My interest in this project began after studying Japan for four years as an undergraduate and realizing I knew relatively little of the country’s political atmosphere. I assumed after reading Western political scholars’ views on the subject, that it was a relatively homogonous nation and only after the Occupational Authority entered Japan had the country emerged with democratic ideals and a true notion of liberal rights. It is true that citizens’ movements are a comparatively recent modern phenomenon in a country filled with millennia of rich cultural and political history. Still today, however numbers of Westerners, including some scholars, see Japan through Orientalism’s foreign and exotic eyes and continue the assumption that hierarchy rules politics and the working class disengages themselves from day-to-day politics.

This paper not only attempts to present a broad understanding of Japan’s political history, but also show how civil society has transformed from early Meiji society to post World War II restructuring. While outsiders believe democracy and liberal rights are an inherently novel part of Japanese culture, this paper illustrates the historical basis for a rich electorate, thriving with individual and interpersonal interest in freedom, rights, and the political environment around them.

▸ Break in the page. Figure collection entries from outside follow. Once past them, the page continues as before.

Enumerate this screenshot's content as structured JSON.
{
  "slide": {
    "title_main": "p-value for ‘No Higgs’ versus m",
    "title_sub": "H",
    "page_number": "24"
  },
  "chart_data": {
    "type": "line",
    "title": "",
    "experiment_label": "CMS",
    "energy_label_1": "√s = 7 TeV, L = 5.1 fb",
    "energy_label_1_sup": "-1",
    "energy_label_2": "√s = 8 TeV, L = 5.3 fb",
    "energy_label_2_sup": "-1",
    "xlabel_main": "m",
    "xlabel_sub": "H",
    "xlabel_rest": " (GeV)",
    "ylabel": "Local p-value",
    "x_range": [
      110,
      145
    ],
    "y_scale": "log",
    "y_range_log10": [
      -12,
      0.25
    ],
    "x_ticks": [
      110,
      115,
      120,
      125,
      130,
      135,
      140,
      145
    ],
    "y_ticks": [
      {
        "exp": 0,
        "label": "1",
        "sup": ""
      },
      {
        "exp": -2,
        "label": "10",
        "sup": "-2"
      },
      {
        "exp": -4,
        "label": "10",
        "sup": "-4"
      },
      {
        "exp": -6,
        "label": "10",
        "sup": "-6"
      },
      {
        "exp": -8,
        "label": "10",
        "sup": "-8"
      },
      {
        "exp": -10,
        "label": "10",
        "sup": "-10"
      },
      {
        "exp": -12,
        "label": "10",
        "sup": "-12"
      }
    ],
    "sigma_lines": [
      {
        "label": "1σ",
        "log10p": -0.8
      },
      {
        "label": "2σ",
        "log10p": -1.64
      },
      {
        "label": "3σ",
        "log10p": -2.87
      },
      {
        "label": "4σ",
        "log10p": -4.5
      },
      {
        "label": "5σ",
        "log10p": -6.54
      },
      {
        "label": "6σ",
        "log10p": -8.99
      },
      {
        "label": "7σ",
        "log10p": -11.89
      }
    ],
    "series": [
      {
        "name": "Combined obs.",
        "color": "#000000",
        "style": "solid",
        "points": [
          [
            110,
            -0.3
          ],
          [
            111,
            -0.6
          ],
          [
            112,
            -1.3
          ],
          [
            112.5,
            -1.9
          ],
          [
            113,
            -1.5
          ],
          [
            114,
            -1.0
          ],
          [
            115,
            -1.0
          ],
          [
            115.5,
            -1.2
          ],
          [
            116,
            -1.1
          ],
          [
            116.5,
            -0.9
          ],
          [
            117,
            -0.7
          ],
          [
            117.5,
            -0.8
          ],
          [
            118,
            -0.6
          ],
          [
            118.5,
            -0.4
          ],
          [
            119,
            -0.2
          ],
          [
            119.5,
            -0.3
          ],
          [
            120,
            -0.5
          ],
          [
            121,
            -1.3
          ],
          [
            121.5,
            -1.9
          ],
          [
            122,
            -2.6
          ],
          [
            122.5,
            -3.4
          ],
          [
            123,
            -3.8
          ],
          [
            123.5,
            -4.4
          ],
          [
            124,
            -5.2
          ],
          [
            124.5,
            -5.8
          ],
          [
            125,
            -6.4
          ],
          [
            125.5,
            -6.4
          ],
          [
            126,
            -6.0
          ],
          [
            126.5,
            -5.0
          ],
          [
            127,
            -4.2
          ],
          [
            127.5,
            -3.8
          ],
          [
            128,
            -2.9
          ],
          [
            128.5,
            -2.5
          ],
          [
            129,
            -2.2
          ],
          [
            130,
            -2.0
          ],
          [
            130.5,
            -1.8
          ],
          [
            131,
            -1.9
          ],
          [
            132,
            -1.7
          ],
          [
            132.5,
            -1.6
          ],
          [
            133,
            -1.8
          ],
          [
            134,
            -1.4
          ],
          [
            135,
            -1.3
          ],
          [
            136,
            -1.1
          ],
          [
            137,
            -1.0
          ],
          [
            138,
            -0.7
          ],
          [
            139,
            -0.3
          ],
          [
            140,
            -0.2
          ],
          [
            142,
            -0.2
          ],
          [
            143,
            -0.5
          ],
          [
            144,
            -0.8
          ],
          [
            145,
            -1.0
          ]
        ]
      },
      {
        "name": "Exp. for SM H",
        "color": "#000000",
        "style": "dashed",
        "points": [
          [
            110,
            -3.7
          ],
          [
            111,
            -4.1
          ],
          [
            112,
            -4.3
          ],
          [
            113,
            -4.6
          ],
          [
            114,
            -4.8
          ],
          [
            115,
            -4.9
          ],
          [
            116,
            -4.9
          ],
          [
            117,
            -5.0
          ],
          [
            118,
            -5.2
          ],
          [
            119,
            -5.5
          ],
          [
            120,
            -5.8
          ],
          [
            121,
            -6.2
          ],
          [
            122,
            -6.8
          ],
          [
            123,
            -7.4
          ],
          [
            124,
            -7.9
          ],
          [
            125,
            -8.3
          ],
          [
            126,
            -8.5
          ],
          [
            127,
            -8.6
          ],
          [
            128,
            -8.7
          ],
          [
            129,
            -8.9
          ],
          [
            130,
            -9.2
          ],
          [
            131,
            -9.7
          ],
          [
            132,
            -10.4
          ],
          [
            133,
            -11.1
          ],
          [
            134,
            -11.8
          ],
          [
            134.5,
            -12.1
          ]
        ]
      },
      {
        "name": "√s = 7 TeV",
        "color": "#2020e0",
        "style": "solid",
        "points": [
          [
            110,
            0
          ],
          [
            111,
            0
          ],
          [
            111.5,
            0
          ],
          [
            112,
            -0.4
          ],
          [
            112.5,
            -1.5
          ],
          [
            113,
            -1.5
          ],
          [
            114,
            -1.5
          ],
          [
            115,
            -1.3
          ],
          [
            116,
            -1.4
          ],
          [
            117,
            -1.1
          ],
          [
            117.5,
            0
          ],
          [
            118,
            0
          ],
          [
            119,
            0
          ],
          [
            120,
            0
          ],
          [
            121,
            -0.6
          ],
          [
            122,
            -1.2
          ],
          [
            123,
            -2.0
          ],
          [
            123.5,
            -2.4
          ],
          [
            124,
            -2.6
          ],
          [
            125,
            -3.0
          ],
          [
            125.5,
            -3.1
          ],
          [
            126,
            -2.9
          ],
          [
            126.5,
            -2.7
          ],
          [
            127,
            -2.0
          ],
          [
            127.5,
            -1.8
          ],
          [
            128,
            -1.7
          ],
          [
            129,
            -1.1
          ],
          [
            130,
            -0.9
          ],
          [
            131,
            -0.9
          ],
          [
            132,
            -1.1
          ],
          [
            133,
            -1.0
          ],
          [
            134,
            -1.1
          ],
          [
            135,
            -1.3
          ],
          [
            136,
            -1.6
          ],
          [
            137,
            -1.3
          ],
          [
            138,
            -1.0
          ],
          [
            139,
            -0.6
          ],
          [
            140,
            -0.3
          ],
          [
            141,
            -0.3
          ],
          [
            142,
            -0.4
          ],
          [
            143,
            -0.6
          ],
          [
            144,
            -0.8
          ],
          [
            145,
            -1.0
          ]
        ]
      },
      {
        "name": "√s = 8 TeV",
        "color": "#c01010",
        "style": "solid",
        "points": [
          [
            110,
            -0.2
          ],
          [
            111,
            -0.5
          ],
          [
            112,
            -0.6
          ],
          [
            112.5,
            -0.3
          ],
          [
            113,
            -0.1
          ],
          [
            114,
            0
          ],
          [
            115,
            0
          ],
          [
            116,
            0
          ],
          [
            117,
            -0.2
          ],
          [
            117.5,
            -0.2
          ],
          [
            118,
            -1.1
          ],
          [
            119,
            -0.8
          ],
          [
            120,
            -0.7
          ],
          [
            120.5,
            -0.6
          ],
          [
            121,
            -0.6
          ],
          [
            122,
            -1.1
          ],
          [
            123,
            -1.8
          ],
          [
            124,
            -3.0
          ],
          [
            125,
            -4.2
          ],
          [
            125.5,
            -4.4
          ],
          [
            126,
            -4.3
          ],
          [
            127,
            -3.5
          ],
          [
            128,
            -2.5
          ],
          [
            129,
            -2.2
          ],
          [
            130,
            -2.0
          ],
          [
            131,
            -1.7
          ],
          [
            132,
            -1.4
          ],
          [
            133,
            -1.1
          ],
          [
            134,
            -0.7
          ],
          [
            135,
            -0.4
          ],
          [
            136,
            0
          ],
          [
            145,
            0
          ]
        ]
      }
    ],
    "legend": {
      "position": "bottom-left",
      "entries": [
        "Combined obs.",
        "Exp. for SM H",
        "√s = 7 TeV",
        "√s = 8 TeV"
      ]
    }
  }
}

The cleavages that divide civil society and the government policy-making in Japan have been written about at length. The groups examined in this paper, including the Meiji Popular Rights Movement and the post World War II environmental movement, formed organizations to address the conflict that constantly attacked their personal values. In each case, the government refused to proactively respond, from the lack of representation during the late 19th century to the pollution that destroyed lands and lives in the 1960s and 1970s. Both of these groups asked for policy changes from local governments in order to promote their efforts through political participation, and some of these measures progressed to national levels. From the beginning of the Meiji Restoration to today, Japan exhibits dramatic progressive political awareness and engagement, therefore I deny any allegation that Japan was undemocratic until General MacArthur’s restructuring in 1945.

Throughout the scholarly debate and the execution of factual evidence, three problems arise in the comparative analysis of the two examples. The first consists of the argument that Japan’s civil society, specific to the two time periods analyzed in this paper, was formulated directly within and of the state.